Avatars are animated presenters for your content. They can stand in for a talking head and speak using a stock AI voice or your custom voice clone. Just designate a speaker, assign an avatar, and Descript will generate an animated presenter to deliver your content onscreen.

Use a pre-made avatar from the Descript gallery or create your own by uploading a photo, generating an avatar image from a text prompt, or combining both. Learn how to create a custom avatar.

Avatars work with both text-to-speech (TTS) and your own recorded content. Each speaker in the composition can have one avatar assigned at a time, which applies consistently across the entire project.

Usage note

On current plans, this feature uses AI Credits. Learn more about tracking your Media Minutes and AI Credits.

Legacy and Sunset plans track usage differently. See our Understanding your Legacy and Sunset plan guide for details.

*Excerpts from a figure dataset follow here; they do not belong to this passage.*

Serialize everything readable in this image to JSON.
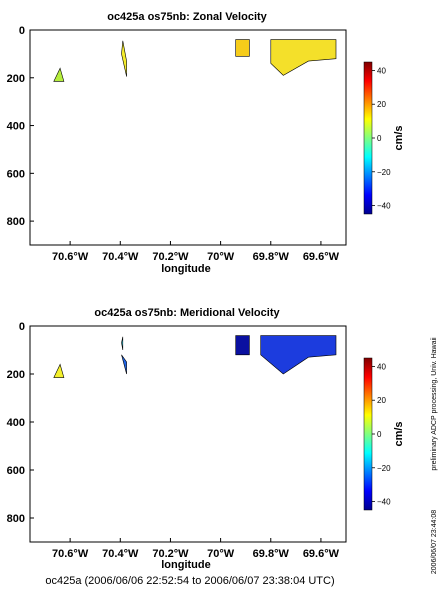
{
  "figure": {
    "footer": "oc425a (2006/06/06 22:52:54 to 2006/06/07 23:38:04 UTC)",
    "side_note": "preliminary ADCP processing,   Univ. Hawaii",
    "date_stamp": "2006/06/07 23:44:08"
  },
  "chart_data": [
    {
      "type": "heatmap",
      "title": "oc425a os75nb: Zonal Velocity",
      "xlabel": "longitude",
      "ylabel": "",
      "xlim": [
        -70.76,
        -69.5
      ],
      "ylim": [
        900,
        0
      ],
      "x_ticks": [
        -70.6,
        -70.4,
        -70.2,
        -70.0,
        -69.8,
        -69.6
      ],
      "x_tick_labels": [
        "70.6°W",
        "70.4°W",
        "70.2°W",
        "70°W",
        "69.8°W",
        "69.6°W"
      ],
      "y_ticks": [
        0,
        200,
        400,
        600,
        800
      ],
      "y_tick_labels": [
        "0",
        "200",
        "400",
        "600",
        "800"
      ],
      "colorbar": {
        "label": "cm/s",
        "range": [
          -45,
          45
        ],
        "ticks": [
          40,
          20,
          0,
          -20,
          -40
        ],
        "tick_labels": [
          "40",
          "20",
          "0",
          "−20",
          "−40"
        ]
      },
      "regions": [
        {
          "lon": [
            -70.665,
            -70.64,
            -70.625
          ],
          "depth": [
            215,
            160,
            215
          ],
          "value": 8,
          "color": "#b5ee3c"
        },
        {
          "lon": [
            -70.395,
            -70.39,
            -70.375,
            -70.375
          ],
          "depth": [
            100,
            45,
            130,
            195
          ],
          "value": 25,
          "color": "#f4ec2c"
        },
        {
          "lon": [
            -69.94,
            -69.885,
            -69.885,
            -69.94
          ],
          "depth": [
            40,
            40,
            110,
            110
          ],
          "value": 28,
          "color": "#f6cc1a"
        },
        {
          "lon": [
            -69.8,
            -69.54,
            -69.54,
            -69.65,
            -69.75,
            -69.8
          ],
          "depth": [
            40,
            40,
            120,
            130,
            190,
            140
          ],
          "value": 26,
          "color": "#f4e02a"
        }
      ]
    },
    {
      "type": "heatmap",
      "title": "oc425a os75nb: Meridional Velocity",
      "xlabel": "longitude",
      "ylabel": "",
      "xlim": [
        -70.76,
        -69.5
      ],
      "ylim": [
        900,
        0
      ],
      "x_ticks": [
        -70.6,
        -70.4,
        -70.2,
        -70.0,
        -69.8,
        -69.6
      ],
      "x_tick_labels": [
        "70.6°W",
        "70.4°W",
        "70.2°W",
        "70°W",
        "69.8°W",
        "69.6°W"
      ],
      "y_ticks": [
        0,
        200,
        400,
        600,
        800
      ],
      "y_tick_labels": [
        "0",
        "200",
        "400",
        "600",
        "800"
      ],
      "colorbar": {
        "label": "cm/s",
        "range": [
          -45,
          45
        ],
        "ticks": [
          40,
          20,
          0,
          -20,
          -40
        ],
        "tick_labels": [
          "40",
          "20",
          "0",
          "−20",
          "−40"
        ]
      },
      "regions": [
        {
          "lon": [
            -70.665,
            -70.64,
            -70.625
          ],
          "depth": [
            215,
            160,
            215
          ],
          "value": 28,
          "color": "#f4f02c"
        },
        {
          "lon": [
            -70.395,
            -70.39,
            -70.39
          ],
          "depth": [
            70,
            45,
            100
          ],
          "value": 5,
          "color": "#40d8f0"
        },
        {
          "lon": [
            -70.395,
            -70.375,
            -70.375
          ],
          "depth": [
            120,
            150,
            200
          ],
          "value": -25,
          "color": "#1e64e6"
        },
        {
          "lon": [
            -69.94,
            -69.885,
            -69.885,
            -69.94
          ],
          "depth": [
            40,
            40,
            120,
            120
          ],
          "value": -42,
          "color": "#0a10a0"
        },
        {
          "lon": [
            -69.84,
            -69.54,
            -69.54,
            -69.65,
            -69.75,
            -69.84
          ],
          "depth": [
            40,
            40,
            120,
            130,
            200,
            120
          ],
          "value": -33,
          "color": "#1c3cde"
        }
      ]
    }
  ]
}
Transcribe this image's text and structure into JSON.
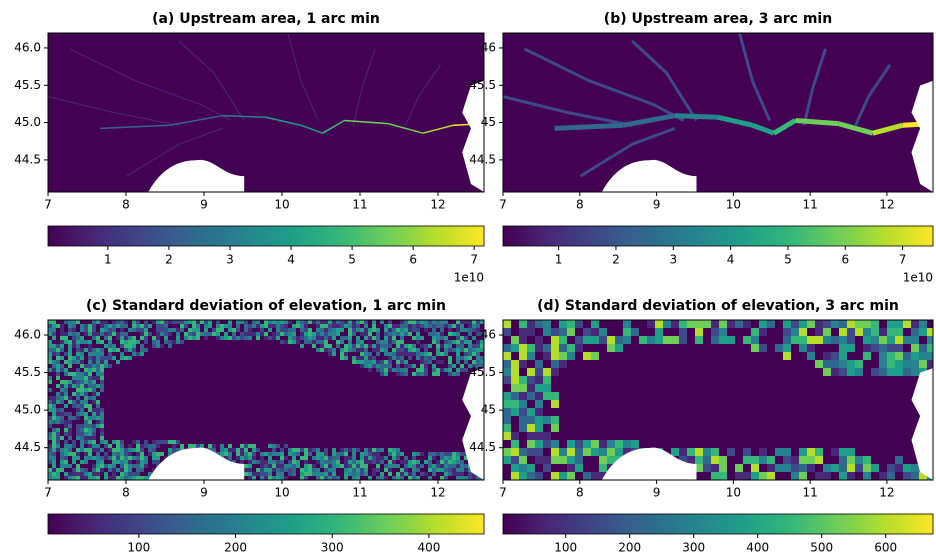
{
  "chart_data": [
    {
      "type": "heatmap",
      "title": "(a) Upstream area, 1 arc min",
      "xlim": [
        7,
        12.59
      ],
      "ylim": [
        44.07,
        46.2
      ],
      "xticks": [
        7,
        8,
        9,
        10,
        11,
        12
      ],
      "yticks": [
        {
          "value": 44.5,
          "label": "44.5"
        },
        {
          "value": 45,
          "label": "45.0"
        },
        {
          "value": 45.5,
          "label": "45.5"
        },
        {
          "value": 46,
          "label": "46.0"
        }
      ],
      "colormap": "viridis",
      "colorbar": {
        "lim": [
          0.02,
          7.16
        ],
        "ticks": [
          1,
          2,
          3,
          4,
          5,
          6,
          7
        ],
        "offset_label": "1e10"
      }
    },
    {
      "type": "heatmap",
      "title": "(b) Upstream area, 3 arc min",
      "xlim": [
        7,
        12.6
      ],
      "ylim": [
        44.07,
        46.2
      ],
      "xticks": [
        7,
        8,
        9,
        10,
        11,
        12
      ],
      "yticks": [
        44.5,
        45,
        45.5,
        46
      ],
      "colormap": "viridis",
      "colorbar": {
        "lim": [
          0.03,
          7.53
        ],
        "ticks": [
          1,
          2,
          3,
          4,
          5,
          6,
          7
        ],
        "offset_label": "1e10"
      }
    },
    {
      "type": "heatmap",
      "title": "(c) Standard deviation of elevation, 1 arc min",
      "xlim": [
        7,
        12.59
      ],
      "ylim": [
        44.07,
        46.2
      ],
      "xticks": [
        7,
        8,
        9,
        10,
        11,
        12
      ],
      "yticks": [
        {
          "value": 44.5,
          "label": "44.5"
        },
        {
          "value": 45,
          "label": "45.0"
        },
        {
          "value": 45.5,
          "label": "45.5"
        },
        {
          "value": 46,
          "label": "46.0"
        }
      ],
      "colormap": "viridis",
      "colorbar": {
        "lim": [
          6,
          457
        ],
        "ticks": [
          100,
          200,
          300,
          400
        ]
      }
    },
    {
      "type": "heatmap",
      "title": "(d) Standard deviation of elevation, 3 arc min",
      "xlim": [
        7,
        12.6
      ],
      "ylim": [
        44.07,
        46.2
      ],
      "xticks": [
        7,
        8,
        9,
        10,
        11,
        12
      ],
      "yticks": [
        44.5,
        45,
        45.5,
        46
      ],
      "colormap": "viridis",
      "colorbar": {
        "lim": [
          2,
          674
        ],
        "ticks": [
          100,
          200,
          300,
          400,
          500,
          600
        ]
      }
    }
  ]
}
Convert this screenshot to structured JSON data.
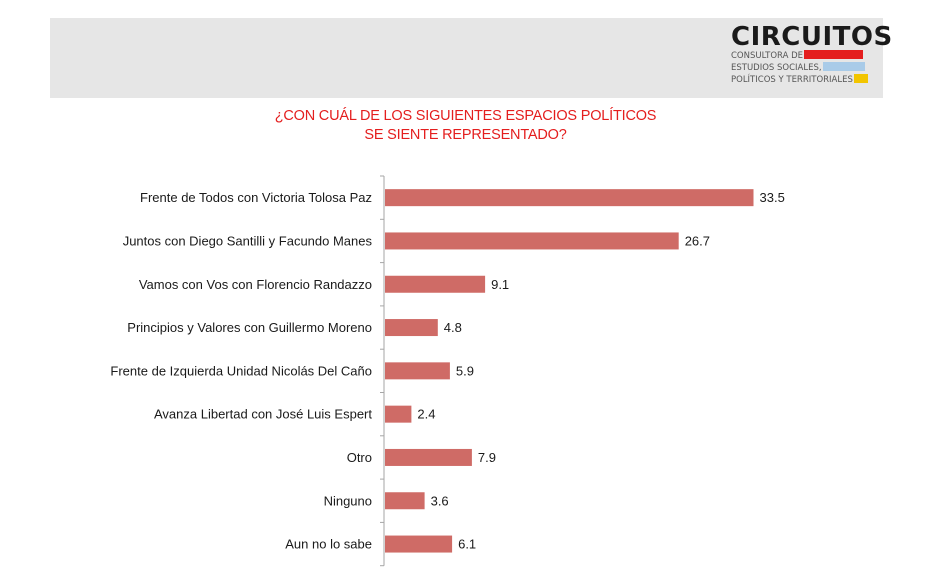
{
  "logo": {
    "name": "CIRCUITOS",
    "lines": [
      "CONSULTORA DE",
      "ESTUDIOS SOCIALES,",
      "POLÍTICOS Y TERRITORIALES"
    ],
    "colors": [
      "#e41e1e",
      "#a9cbe8",
      "#f2c500"
    ]
  },
  "chart_data": {
    "type": "bar",
    "orientation": "horizontal",
    "title_lines": [
      "¿CON CUÁL DE LOS SIGUIENTES ESPACIOS POLÍTICOS",
      "SE SIENTE REPRESENTADO?"
    ],
    "categories": [
      "Frente de Todos  con Victoria Tolosa Paz",
      "Juntos con Diego Santilli y Facundo Manes",
      "Vamos con Vos con Florencio Randazzo",
      "Principios y Valores con Guillermo Moreno",
      "Frente de Izquierda Unidad Nicolás Del Caño",
      "Avanza Libertad con José Luis Espert",
      "Otro",
      "Ninguno",
      "Aun no lo sabe"
    ],
    "values": [
      33.5,
      26.7,
      9.1,
      4.8,
      5.9,
      2.4,
      7.9,
      3.6,
      6.1
    ],
    "xlim": [
      0,
      36
    ],
    "bar_color": "#cf6b66",
    "grid": false,
    "legend": "none"
  }
}
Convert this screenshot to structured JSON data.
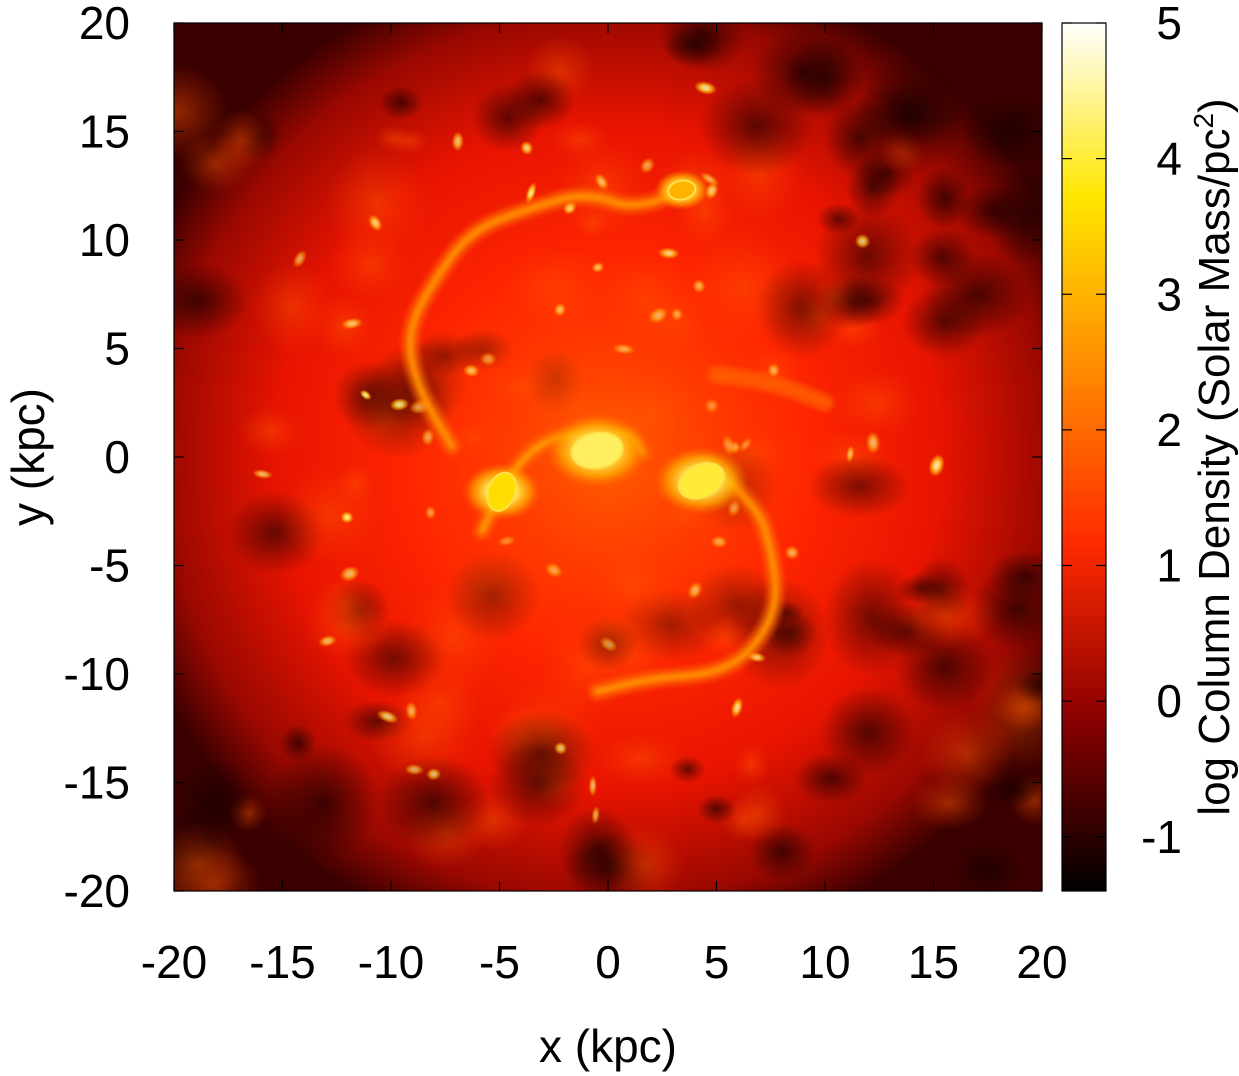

How to use avatars in your project

The workflow depends on the type of audio you’re using:

  • Write a script and generate audio with text-to-speech.
  • Record your own voice directly in Descript.
  • Import pre-recorded audio, like a podcast or screen recording.

For step-by-step instructions for each workflow, see How to use avatars in Descript.

Manage avatars in a project

Once assigned, an avatar follows its speaker anywhere that speaker appears in your composition. You can:

  • Update or remove avatars by clicking the speaker label and choosing Update speaker’s avatar.
  • Resize, reposition, and crop the avatar in the Scene panel.
  • Use avatars with visual effects like Green Screen.
  • Regenerate the avatar at any time. (Note: changes to the script or speaker label require re-generation.)

Avatar gallery showing a selection of avatars

Avatar generation and limits

  • When you click Generate avatar, you’ll see your remaining avatar minutes and the estimated generation time.
  • Avatars generate in the background; you’ll get an email when the render is complete.
  • The maximum avatar generation length is currently 12 minutes.

Tips for using avatars

  • Generate after you’ve finalized your script and speaker labels.
  • Use Replace media to swap a camera layer for an avatar.
  • If an avatar isn’t visible, confirm it’s above other visuals in the layer stack; see layer order.